Quant à nos frères, je sens en ce moment que mon affection pour eux n'est  pas moindre que pour nos chères soeurs ; ils sont même mes fils aînés et non seulement je chéris avec la plus tendre affection ceux qui sont restés fidèles et c'est bien le plus grand nombre, mais même les faux frères qui se sont trouvés dans quelques-uns de nos monastères que je ne veux pas nommer, parce que je ne veux pas même m'en souvenir. Dites-leur que je leur pardonne de bon coeur tout le mal qu'ils m'ont fait. Je prie Dieu qu'il leur pardonne celui qu'ils ont fait à sa gloire et j'engage tous nos frères à leur pardonner celui qu'ils ont fait à tout l'Ordre ; mais je crois devoir leur tracer ici ce qui est marqué dans les constitutions auxquelles ils désiraient peut-être d'être soumis.

Chapitre LXX - Comment doivent être punis ceux qui sollicitent des lettres contre les statuts de la congrégation ?

Quiconque aura la témérité de solliciter sans permission... des privilèges, des indulgences, des mandements ou des lettres quelconques contraires aux statuts de la congrégation, ou qui aura la hardiesse d'en user, encourra la sentence d'excommunication et la privation de son  abbaye et de son office, s'il est en charge. S'il est simple religieux il sera détenu tant que...; de plus, ceux qui enverront en cour romaine des lettres d'où il pourrait résulter quelque chose de nuisible à la congrégation ou à ses constitutions, seront privés de voix active pendant trois ans, s'ils sont en dignité.

Chapitre LXXXIII - Quelle peine doit-on infliger à ceux qui résistent à l'ordre de leurs supérieurs ?

Quoiqu'il soit tout à fait contre nature que l'on prenne les armes contre sa propre mère, cependant, comme il n'est aucune action si détestable dont un homme méchant ne soit capable, on a résolu par le présent décret que quiconque aura commis ce crime abominable,... sera condamné à la peine portée par les lois contre les conspirateurs.
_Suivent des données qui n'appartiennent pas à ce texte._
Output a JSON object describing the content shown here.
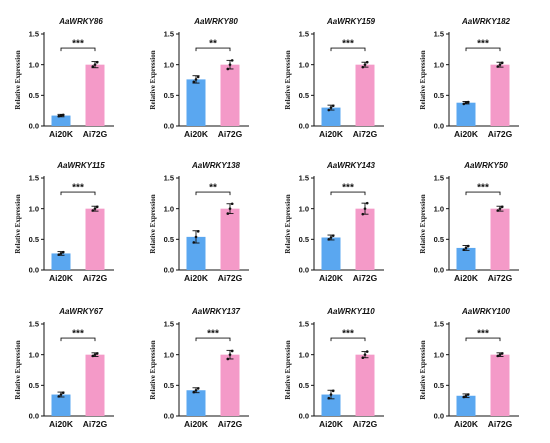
{
  "chart_data": [
    {
      "type": "bar",
      "title": "AaWRKY86",
      "categories": [
        "Ai20K",
        "Ai72G"
      ],
      "values": [
        0.17,
        1.0
      ],
      "errors": [
        0.02,
        0.05
      ],
      "points": [
        [
          0.16,
          0.17,
          0.18
        ],
        [
          0.97,
          1.0,
          1.04
        ]
      ],
      "ylabel": "Relative Expression",
      "ylim": [
        0,
        1.5
      ],
      "yticks": [
        "0.0",
        "0.5",
        "1.0",
        "1.5"
      ],
      "significance": "***",
      "colors": [
        "#5aa7f0",
        "#f49ac8"
      ]
    },
    {
      "type": "bar",
      "title": "AaWRKY80",
      "categories": [
        "Ai20K",
        "Ai72G"
      ],
      "values": [
        0.76,
        1.0
      ],
      "errors": [
        0.06,
        0.07
      ],
      "points": [
        [
          0.72,
          0.76,
          0.8
        ],
        [
          0.93,
          1.0,
          1.07
        ]
      ],
      "ylabel": "Relative Expression",
      "ylim": [
        0,
        1.5
      ],
      "yticks": [
        "0.0",
        "0.5",
        "1.0",
        "1.5"
      ],
      "significance": "**",
      "colors": [
        "#5aa7f0",
        "#f49ac8"
      ]
    },
    {
      "type": "bar",
      "title": "AaWRKY159",
      "categories": [
        "Ai20K",
        "Ai72G"
      ],
      "values": [
        0.3,
        1.0
      ],
      "errors": [
        0.04,
        0.04
      ],
      "points": [
        [
          0.26,
          0.3,
          0.33
        ],
        [
          0.96,
          1.0,
          1.04
        ]
      ],
      "ylabel": "Relative Expression",
      "ylim": [
        0,
        1.5
      ],
      "yticks": [
        "0.0",
        "0.5",
        "1.0",
        "1.5"
      ],
      "significance": "***",
      "colors": [
        "#5aa7f0",
        "#f49ac8"
      ]
    },
    {
      "type": "bar",
      "title": "AaWRKY182",
      "categories": [
        "Ai20K",
        "Ai72G"
      ],
      "values": [
        0.38,
        1.0
      ],
      "errors": [
        0.02,
        0.04
      ],
      "points": [
        [
          0.36,
          0.38,
          0.39
        ],
        [
          0.97,
          1.0,
          1.03
        ]
      ],
      "ylabel": "Relative Expression",
      "ylim": [
        0,
        1.5
      ],
      "yticks": [
        "0.0",
        "0.5",
        "1.0",
        "1.5"
      ],
      "significance": "***",
      "colors": [
        "#5aa7f0",
        "#f49ac8"
      ]
    },
    {
      "type": "bar",
      "title": "AaWRKY115",
      "categories": [
        "Ai20K",
        "Ai72G"
      ],
      "values": [
        0.27,
        1.0
      ],
      "errors": [
        0.03,
        0.04
      ],
      "points": [
        [
          0.25,
          0.27,
          0.29
        ],
        [
          0.97,
          1.0,
          1.03
        ]
      ],
      "ylabel": "Relative Expression",
      "ylim": [
        0,
        1.5
      ],
      "yticks": [
        "0.0",
        "0.5",
        "1.0",
        "1.5"
      ],
      "significance": "***",
      "colors": [
        "#5aa7f0",
        "#f49ac8"
      ]
    },
    {
      "type": "bar",
      "title": "AaWRKY138",
      "categories": [
        "Ai20K",
        "Ai72G"
      ],
      "values": [
        0.54,
        1.0
      ],
      "errors": [
        0.1,
        0.08
      ],
      "points": [
        [
          0.45,
          0.54,
          0.63
        ],
        [
          0.92,
          1.0,
          1.08
        ]
      ],
      "ylabel": "Relative Expression",
      "ylim": [
        0,
        1.5
      ],
      "yticks": [
        "0.0",
        "0.5",
        "1.0",
        "1.5"
      ],
      "significance": "**",
      "colors": [
        "#5aa7f0",
        "#f49ac8"
      ]
    },
    {
      "type": "bar",
      "title": "AaWRKY143",
      "categories": [
        "Ai20K",
        "Ai72G"
      ],
      "values": [
        0.53,
        1.0
      ],
      "errors": [
        0.04,
        0.09
      ],
      "points": [
        [
          0.5,
          0.53,
          0.56
        ],
        [
          0.91,
          1.0,
          1.09
        ]
      ],
      "ylabel": "Relative Expression",
      "ylim": [
        0,
        1.5
      ],
      "yticks": [
        "0.0",
        "0.5",
        "1.0",
        "1.5"
      ],
      "significance": "***",
      "colors": [
        "#5aa7f0",
        "#f49ac8"
      ]
    },
    {
      "type": "bar",
      "title": "AaWRKY50",
      "categories": [
        "Ai20K",
        "Ai72G"
      ],
      "values": [
        0.36,
        1.0
      ],
      "errors": [
        0.04,
        0.04
      ],
      "points": [
        [
          0.33,
          0.36,
          0.39
        ],
        [
          0.97,
          1.0,
          1.03
        ]
      ],
      "ylabel": "Relative Expression",
      "ylim": [
        0,
        1.5
      ],
      "yticks": [
        "0.0",
        "0.5",
        "1.0",
        "1.5"
      ],
      "significance": "***",
      "colors": [
        "#5aa7f0",
        "#f49ac8"
      ]
    },
    {
      "type": "bar",
      "title": "AaWRKY67",
      "categories": [
        "Ai20K",
        "Ai72G"
      ],
      "values": [
        0.35,
        1.0
      ],
      "errors": [
        0.04,
        0.03
      ],
      "points": [
        [
          0.32,
          0.35,
          0.38
        ],
        [
          0.98,
          1.0,
          1.02
        ]
      ],
      "ylabel": "Relative Expression",
      "ylim": [
        0,
        1.5
      ],
      "yticks": [
        "0.0",
        "0.5",
        "1.0",
        "1.5"
      ],
      "significance": "***",
      "colors": [
        "#5aa7f0",
        "#f49ac8"
      ]
    },
    {
      "type": "bar",
      "title": "AaWRKY137",
      "categories": [
        "Ai20K",
        "Ai72G"
      ],
      "values": [
        0.42,
        1.0
      ],
      "errors": [
        0.04,
        0.07
      ],
      "points": [
        [
          0.39,
          0.42,
          0.45
        ],
        [
          0.93,
          1.0,
          1.06
        ]
      ],
      "ylabel": "Relative Expression",
      "ylim": [
        0,
        1.5
      ],
      "yticks": [
        "0.0",
        "0.5",
        "1.0",
        "1.5"
      ],
      "significance": "***",
      "colors": [
        "#5aa7f0",
        "#f49ac8"
      ]
    },
    {
      "type": "bar",
      "title": "AaWRKY110",
      "categories": [
        "Ai20K",
        "Ai72G"
      ],
      "values": [
        0.35,
        1.0
      ],
      "errors": [
        0.07,
        0.05
      ],
      "points": [
        [
          0.29,
          0.35,
          0.41
        ],
        [
          0.95,
          1.0,
          1.05
        ]
      ],
      "ylabel": "Relative Expression",
      "ylim": [
        0,
        1.5
      ],
      "yticks": [
        "0.0",
        "0.5",
        "1.0",
        "1.5"
      ],
      "significance": "***",
      "colors": [
        "#5aa7f0",
        "#f49ac8"
      ]
    },
    {
      "type": "bar",
      "title": "AaWRKY100",
      "categories": [
        "Ai20K",
        "Ai72G"
      ],
      "values": [
        0.33,
        1.0
      ],
      "errors": [
        0.03,
        0.03
      ],
      "points": [
        [
          0.31,
          0.33,
          0.35
        ],
        [
          0.98,
          1.0,
          1.02
        ]
      ],
      "ylabel": "Relative Expression",
      "ylim": [
        0,
        1.5
      ],
      "yticks": [
        "0.0",
        "0.5",
        "1.0",
        "1.5"
      ],
      "significance": "***",
      "colors": [
        "#5aa7f0",
        "#f49ac8"
      ]
    }
  ]
}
Cette lettre est demeurée un jour et une nuit sur l'autel du tombeau de St Benoît, entre ses reliques et celles de Ste Scholastique ; ainsi recevez-là comme venant de leur part.

 Je dis mille choses tendres à nos chers frères convers et donnés que je n'oublierai jamais. Dites à nos chers et petits enfants,  car s'ils sont sages, talium est regnum caelorum, combien leur salut m'est à coeur et combien j'étais prêt à faire de choses pour les sauver ; j'en ai vu au Mont-Cassin qui n'ont que sept ans et qui vont à matines tous les jours.

Je me recommande instamment aux prières de tous et suis, en leur souhaitant toutes les bénédictions possibles, tout à eux pour le temps et pour l'éternité.

F. Augustin,
Abbé des Religieux et Religieuses de Notre-Dame de La Trappe.  

N.B. Je vous prie tous en général et chacun en particulier, comme si cette lettre n'était que pour lui, de me pardonner tous mes manquements à votre égard, qui sont partis de mon imperfection, mais non pas de mon indifférence et de mon défaut d'amour pour vous.

Faites des copies bien en règle et bien écrites de cette lettre et envoyez-les dans toutes nos maisons, 1° à Aiguebelle; 2° à Belle-Fontaine pour les frères et les  soeurs ; 3° à La Meilleraie, par Nantes, département de la Loire Inférieure ; 4° à Lyon ; et chargez nos soeurs d'en faire des copies pour Bayeux, pour Montigny, pour l'Angleterre, pour Louvigné-du-Désert, par Fougères, (Ille-et-Vilaine). N'oubliez pas Westmal, par Anvers, et nos frères qui sont en Alsace, non plus que ceux de Belleveaux, par Besançon, mais commencez par Lyon.

P. S. Rome, ce 12 novembre 1826. Mettez à la fin de la lettre : Le grand danger est passé, mais il peut revenir. Ainsi je me recommande encore une fois aux prières de tous, mais bien plus pour le salut de mon âme que pour la santé de mon corps. Vous devez comprendre que ce sont mes dernières volontés et que ce serait un grand crime de ne pas les remplir exactement et promptement. (La lettre est adressée au prieur du monastère de la Sainte-Baume.)